Matthew Hancock, Tory candidate for West Suffolk, said: “It shows what a mess our out-of-hours service has got into and how important it is to get to grips with it so people can feel safe in the knowledge that if they are ill outside of normal hours, they will be treated well.”

Giving evidence to the committee last month, Niall Dickson, chief executive of the General Medical Council (GMC), said there was a “gaping hole” in the registration system for doctors coming from the European Economic Area.

Although it regulates doctors, the GMC is prevented by law from checking the language skills of medics or fully assessing their competency.
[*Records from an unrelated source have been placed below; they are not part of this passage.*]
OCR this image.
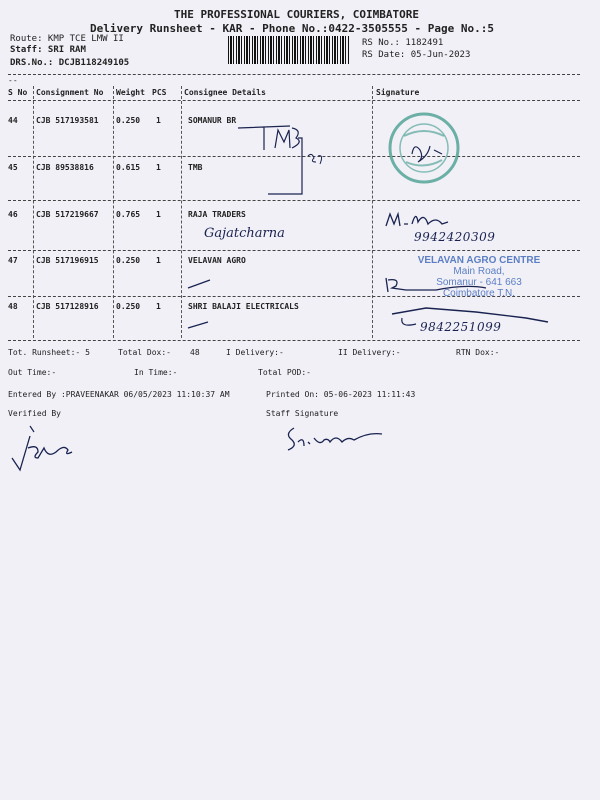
THE PROFESSIONAL COURIERS, COIMBATORE
Delivery Runsheet - KAR - Phone No.:0422-3505555 - Page No.:5
Route: KMP TCE LMW II
Staff: SRI RAM
DRS.No.: DCJB118249105
RS No.: 1182491
RS Date: 05-Jun-2023
--
S No Consignment No Weight PCS Consignee Details	Signature
44 CJB 517193581 0.250 1	SOMANUR BR
45 CJB 89538816	0.615 1	TMB
46 CJB 517219667 0.765 1	RAJA TRADERS
47 CJB 517196915 0.250 1	VELAVAN AGRO
48 CJB 517128916 0.250 1	SHRI BALAJI ELECTRICALS
Tot. Runsheet:- 5	Total Dox:- 48	I Delivery:-	II Delivery:-	RTN Dox:-
Out Time:-	In Time:-	Total POD:-
Entered By :PRAVEENAKAR 06/05/2023 11:10:37 AM	Printed On: 05-06-2023 11:11:43
Verified By	Staff Signature
Gajatcharna	9942420309
VELAVAN AGRO CENTRE
Main Road,
Somanur - 641 663
Coimbatore T.N.
9842251099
The report said: “If the GMC had been able to check the language skills and clinical competence of EEA doctors wishing to practise as GPs, lives might have been saved.”

It said the Government, as a matter of “extreme urgency”, should make changes to the European Directive before it is due to be revised in 2012.

That would enable the GMC to “test the clinical competence of doctors and undertake systematic testing of language skills so that everything possible is done to lessen, as soon as possible, the risks of employing another unsuitably trained or inexperienced doctor in out-of-hours services”.

While the GMC has its hands tied, primary care trusts (PCTs), which commission out-of-hours GP services from a range of private firms, should be making proper checks, including those on a doctor’s language skills.

This is a legal obligation but “unfortunately, some PCTs have not done their job,” the report said.